11.09.2017 Verfahrensrecht

OGH: Festsetzung nach (freiem) Ermessen iSd § 273 ZPO (bzw § 34 AußStrG)

Stehen der Partei im Verfahren Beweismittel zur Darlegung der Höhe der Forderung zur Verfügung, und macht sie hievon bloß keinen Gebrauch, so ist die Anwendung des § 273 Abs 1 ZPO (oder § 34 AußStrG) ausgeschlossen


Schlagworte: Festsetzung nach (freiem) Ermessen
Gesetze:

 

§ 273 ZPO, § 34 AußStrG

 

GZ 1 Ob 110/17h, 12.07.2017

 

OGH: Die Anwendbarkeit des § 34 AußStrG hängt, wie jene des § 273 Abs 1 ZPO, von den jeweiligen Umständen des Einzelfalls ab und hat keine über diesen hinausgehende Bedeutung. Zwar trifft zu, dass dann, wenn einer Partei im Verfahren Beweismittel zur Darlegung der Höhe einer Forderung zur Verfügung stehen und sie davon bloß keinen Gebrauch macht, die Anwendung des § 273 Abs 1 ZPO (oder § 34 AußStrG) ausgeschlossen ist. Es hat aber der Antragsgegner den Verlauf des Kontos wenn auch nicht vollständig, so doch kursorisch dargelegt. Das Erstgericht ist (auf Basis seiner für glaubhaft erachteten Darstellung) davon ausgegangen, dass er, als er die Zahlungen erbracht hatte, nicht damit gerechnet hatte, in fernerer Zukunft Belege zu Beweiszwecken zu brauchen. Im Übrigen schließt nicht einmal eine schuldhafte – fahrlässige oder sogar vorsätzliche – Herbeiführung des Beweisnotstands die Anwendung des § 273 ZPO aus.
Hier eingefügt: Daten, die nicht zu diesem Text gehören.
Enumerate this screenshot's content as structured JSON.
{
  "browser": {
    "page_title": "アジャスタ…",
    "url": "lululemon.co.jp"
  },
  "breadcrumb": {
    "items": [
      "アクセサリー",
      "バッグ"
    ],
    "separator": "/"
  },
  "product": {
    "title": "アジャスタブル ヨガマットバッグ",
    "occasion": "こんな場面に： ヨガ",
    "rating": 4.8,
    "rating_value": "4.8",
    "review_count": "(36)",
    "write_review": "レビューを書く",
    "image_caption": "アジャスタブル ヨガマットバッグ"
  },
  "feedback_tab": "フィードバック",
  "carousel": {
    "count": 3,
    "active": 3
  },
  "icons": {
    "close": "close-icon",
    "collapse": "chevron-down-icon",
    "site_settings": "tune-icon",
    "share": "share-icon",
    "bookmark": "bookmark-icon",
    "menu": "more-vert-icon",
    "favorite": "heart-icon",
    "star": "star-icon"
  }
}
Bei der Vielzahl von (verschiedenen) Therapieeinheiten und (teilweise auch abgelehnten) Rückerstattungen ist die Anwendung des § 34 AußStrG durch das Rekursgericht keinesfalls korrekturbedürftig.

 

So wie bei § 273 ZPO kommt auch bei Anwendung des § 34 AußStrG dem Ergebnis der vom Richter nach seiner Lebenserfahrung und Menschenkenntnis und den Ergebnissen der gesamten Verhandlung nach bestem Wissen und Gewissen und nach seiner freien Überzeugung vorzunehmenden Schätzung grundsätzlich keine über den Einzelfall hinausgehende Bedeutung zu. Einen gravierenden, an die Grenzen des Missbrauchs gehenden Fehler bei der Anwendung des richterlichen Ermessens, der an den OGH herangetragen werden könnte, zeigt die Antragstellerin nicht auf. Der vom Rekursgericht dafür herangezogene Betrag, der nach seinen klaren Ausführungen die Rückerstattung (bzw den Rückerstattungsanspruch von ca 30 %) bereits berücksichtigte, liegt eben (sogar ein wenig mehr als) 30 % niedriger als der vom Erstgericht herangezogene Betrag. Damit kann die Antragstellerin, die in ihrem Rechtsmittel allein diesen Punkt geltend macht, keine Rechtsfrage von erheblicher Bedeutung aufzeigen.